2016 marks the 20th anniversary of the incident that changed the face of Australia's relationship with firearms. So what has happened since then and what will the future hold for gun control in Australia?

Unlike many other activities, gun ownership is controlled at a federal level. Following the 1996 incident, the states and territories agreed on a uniform approach to firearms regulation, which included a ban on semiautomatic and self-loading rifles as well as shotguns.

Alongside the legislation that stemmed from the National Firearms Agreement, those in government legal jobs also implemented a national buyback scheme that saw over 700,000 weapons surrendered to authorities.

In 2002, the Australian Police Ministers Council agreed on a number of resolutions in relation to handguns and trafficking policies.
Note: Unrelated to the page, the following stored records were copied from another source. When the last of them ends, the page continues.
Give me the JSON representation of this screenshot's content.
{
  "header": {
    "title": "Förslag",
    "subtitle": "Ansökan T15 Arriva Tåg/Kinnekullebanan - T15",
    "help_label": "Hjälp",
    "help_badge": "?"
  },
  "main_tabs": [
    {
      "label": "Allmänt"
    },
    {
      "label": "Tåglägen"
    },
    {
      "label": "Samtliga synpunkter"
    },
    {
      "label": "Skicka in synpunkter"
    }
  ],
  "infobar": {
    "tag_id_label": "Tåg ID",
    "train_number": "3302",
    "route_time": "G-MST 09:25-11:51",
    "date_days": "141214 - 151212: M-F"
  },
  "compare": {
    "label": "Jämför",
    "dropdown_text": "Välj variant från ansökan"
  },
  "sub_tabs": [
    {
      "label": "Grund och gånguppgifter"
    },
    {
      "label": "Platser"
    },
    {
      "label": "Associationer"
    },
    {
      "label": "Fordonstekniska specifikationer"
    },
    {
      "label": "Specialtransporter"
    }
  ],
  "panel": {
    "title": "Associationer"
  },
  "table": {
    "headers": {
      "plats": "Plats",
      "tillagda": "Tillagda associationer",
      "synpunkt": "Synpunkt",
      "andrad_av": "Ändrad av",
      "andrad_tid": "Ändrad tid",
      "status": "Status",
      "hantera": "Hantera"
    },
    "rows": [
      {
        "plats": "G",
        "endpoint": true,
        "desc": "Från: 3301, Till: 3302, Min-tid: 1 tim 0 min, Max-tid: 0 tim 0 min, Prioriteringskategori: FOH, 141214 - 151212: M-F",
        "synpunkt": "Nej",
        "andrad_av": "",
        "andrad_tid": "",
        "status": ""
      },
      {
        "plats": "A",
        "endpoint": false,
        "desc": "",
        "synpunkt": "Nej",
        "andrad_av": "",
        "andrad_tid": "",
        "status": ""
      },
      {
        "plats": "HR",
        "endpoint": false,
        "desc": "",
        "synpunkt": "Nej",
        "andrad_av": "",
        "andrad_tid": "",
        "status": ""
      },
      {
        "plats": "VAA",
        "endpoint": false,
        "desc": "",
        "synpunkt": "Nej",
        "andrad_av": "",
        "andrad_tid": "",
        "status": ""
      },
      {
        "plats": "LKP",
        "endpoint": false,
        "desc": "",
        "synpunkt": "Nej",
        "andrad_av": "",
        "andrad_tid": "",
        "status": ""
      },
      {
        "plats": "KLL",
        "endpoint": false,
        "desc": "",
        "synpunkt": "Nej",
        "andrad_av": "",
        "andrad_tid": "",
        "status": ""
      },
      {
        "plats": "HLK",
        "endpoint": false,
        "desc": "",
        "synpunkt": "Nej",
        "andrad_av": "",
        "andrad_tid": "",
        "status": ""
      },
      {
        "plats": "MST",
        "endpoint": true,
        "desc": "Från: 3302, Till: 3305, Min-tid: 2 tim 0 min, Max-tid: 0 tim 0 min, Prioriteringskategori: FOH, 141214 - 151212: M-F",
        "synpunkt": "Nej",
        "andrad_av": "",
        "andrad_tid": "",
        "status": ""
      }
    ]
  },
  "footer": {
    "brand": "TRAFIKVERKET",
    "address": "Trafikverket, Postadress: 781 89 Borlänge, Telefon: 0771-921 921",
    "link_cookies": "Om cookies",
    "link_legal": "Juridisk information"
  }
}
These measures along with a buy-back programme saw over 70,000 hand guns and parts surrendered.

However, there is an argument that over the course of the last two decades, the level of gun ownership has increased. In a report delivered to the Australian parliament, the Crime Prevention Research Center pointed out that while the measures reduced the number of guns from 3.2 million to 2.2 million, the total number was back to 1996 levels by 2010.

Most recently, there has been a debate over the legality of the Adler shotguns that been imported into Australia, with the Guardian reporting more than 7,000 had entered Australia despite former Prime Minister Tony Abbott banning imports for at least six months.

For government officials, finding a legislative strategy that balances the freedom to own firearms and its citizen's safety is going to be a tough ask. However, with the Port Arthur legacy to look back on, the government has a strong incentive to get it right.